As you no doubt already know, the Kansas City Chiefs started off this season 1-5, then won 10 games in a row to storm back from zero percent playoff odds and actually make the postseason as a wild card in the AFC.

You've heard about how they overcame the loss of running back Jamaal Charles -- how Alex Smith stopped turning the football over and started finding Jeremy Maclin on the perimeter, how the offense began putting more and more crooked numbers on the board. You've also heard about how much better the defense was over that period of time -- how Eric Berry, Sean Smith, and rookie Marcus Peters formed the backbone of an impressive secondary, how Derrick Johnson, Josh Mauga, and Dontari Poe held down the middle while Justin Houston, Tamba Hali, Dee Ford (while Houston was injured over the last five weeks of the season), Jaye Howard, Mike DeVito, and Allen Bailey handled the edges.

You may have even seen the numbers that show just how much the defense actually improved. In case you haven't, here they are again:

Here Come the Chiefs
WEEKS W-L OPP PPG OPP YDS/GM DEF DVOA
1-6 1-5 26.5 372.8 24th
7-17 10-0 12.8 303.2 2nd

The defining characteristic of the Chiefs' defense all year, even while they were slumping to their 1-5 start, has been pressure.

Kansas City got pressure (sacks, hits, and/or hurries) on 36.8 percent of opponent drop backs during the slow start, per Pro Football Focus, then upped that percentage to 40.4 percent while going 10-0 down the stretch of the season. (They pressured Houston's QBs on 32.6 percent of drop backs in Week 1, but both of these teams were significantly different way back then.) Even while Houston was on the sideline for the final five games, the Chiefs continued that increased pressure. They got to the quarterback on 39.2 percent of drop backs over those five weeks while Ford -- a second-year pro that wildly disappointed as a rookie and barely played this season before Houston went down -- filled in for one of the top pass rushers in the NFL.

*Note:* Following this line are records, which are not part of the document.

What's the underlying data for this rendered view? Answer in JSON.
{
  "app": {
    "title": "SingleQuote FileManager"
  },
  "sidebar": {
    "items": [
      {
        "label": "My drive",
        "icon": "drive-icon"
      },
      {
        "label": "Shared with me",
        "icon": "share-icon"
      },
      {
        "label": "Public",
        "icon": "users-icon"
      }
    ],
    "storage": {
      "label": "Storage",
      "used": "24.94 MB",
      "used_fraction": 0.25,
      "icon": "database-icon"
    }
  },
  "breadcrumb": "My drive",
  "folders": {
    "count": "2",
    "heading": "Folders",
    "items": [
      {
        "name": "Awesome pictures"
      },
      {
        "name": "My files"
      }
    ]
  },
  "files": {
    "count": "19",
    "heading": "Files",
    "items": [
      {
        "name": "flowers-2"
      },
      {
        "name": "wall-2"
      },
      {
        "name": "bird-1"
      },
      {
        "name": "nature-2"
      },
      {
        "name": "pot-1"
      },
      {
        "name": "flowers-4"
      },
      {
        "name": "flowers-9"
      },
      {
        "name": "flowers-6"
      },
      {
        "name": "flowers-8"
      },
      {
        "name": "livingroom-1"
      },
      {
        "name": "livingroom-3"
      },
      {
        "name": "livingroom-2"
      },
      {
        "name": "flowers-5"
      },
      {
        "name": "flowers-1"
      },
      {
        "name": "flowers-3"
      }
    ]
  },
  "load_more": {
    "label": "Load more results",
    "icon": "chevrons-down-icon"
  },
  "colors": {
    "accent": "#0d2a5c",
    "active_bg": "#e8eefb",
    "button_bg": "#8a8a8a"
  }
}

Justin Houston is expected to return to action, and that's bad news for Houston. (USATSI)

Predictably, quarterbacks did not fare very well when under pressure from Kansas City's defenders this season. Pretty much every quarterback in the league is worse when faced with defenders in his face, and the passers that went up against the Chiefs' rush were no exception. Opposing passers completed only 46.6 percent of their passes for 5.7 yards per attempt and registered a passer rating of just 66.0 on plays where the Chiefs got to the quarterback, per PFF.

It's fitting, then, that this week's opponent is the Houston Texans. While Houston's Adjusted Sack Rate (Football Outsiders' statistic that adjusts sacks plus intentional grounding penalties for down, distance, and opponent) is slightly above average, Pro Football Focus that the Texans allowed pressure on the eighth lowest percentage of their passing plays. When Brian Hoyer -- this week's starter, now that he's back from his concussion -- was the one under center, that percentage dropped further. He was pressured less often than all but three quarterbacks this season, per PFF's tracking.

When Hoyer was under pressure, though, he was affected more than almost any other QB in the league.

Brian Hoyer Under Pressure
PRESSURE? COMP % YPA TD INT RTG
No 66.2% 7.6 15 4 100.7
Yes 44.0% 5.6 4 3 63.1

He was significantly more effective this season when able to get the ball out quickly and on rhythm than when he had to hang onto it a bit longer, whether due to good coverage or the rush knocking him off his spot in the pocket. On throws within 2.5 seconds of the snap, Hoyer completed 66.2 percent of the time. After 2.6 seconds, Hoyer's completion rate dropped to 52.1 percent.

Hoyer's blind side protector, Duane Brown, was placed on injured reserve earlier this week after tearing a tendon in his quad during the team's Week 17 win over the Jaguars. Brown graded out as one of PFF's top-10 pass-blocking left tackles this season. Without him, Houston will have to turn to his backup, Chris Clark, to keep Hali (and Ford) at bay. That's an incredibly tall task, so they'll likely have to give him some help in the form of backs and receivers executing double-teams or chip blocks.

That leaves fewer blockers to handle guys like Houston, Poe, Howard, DeVito, and Bailey, which often spells doom for opposing offenses. If the Texans want to advance, though, it may just be the key to the game.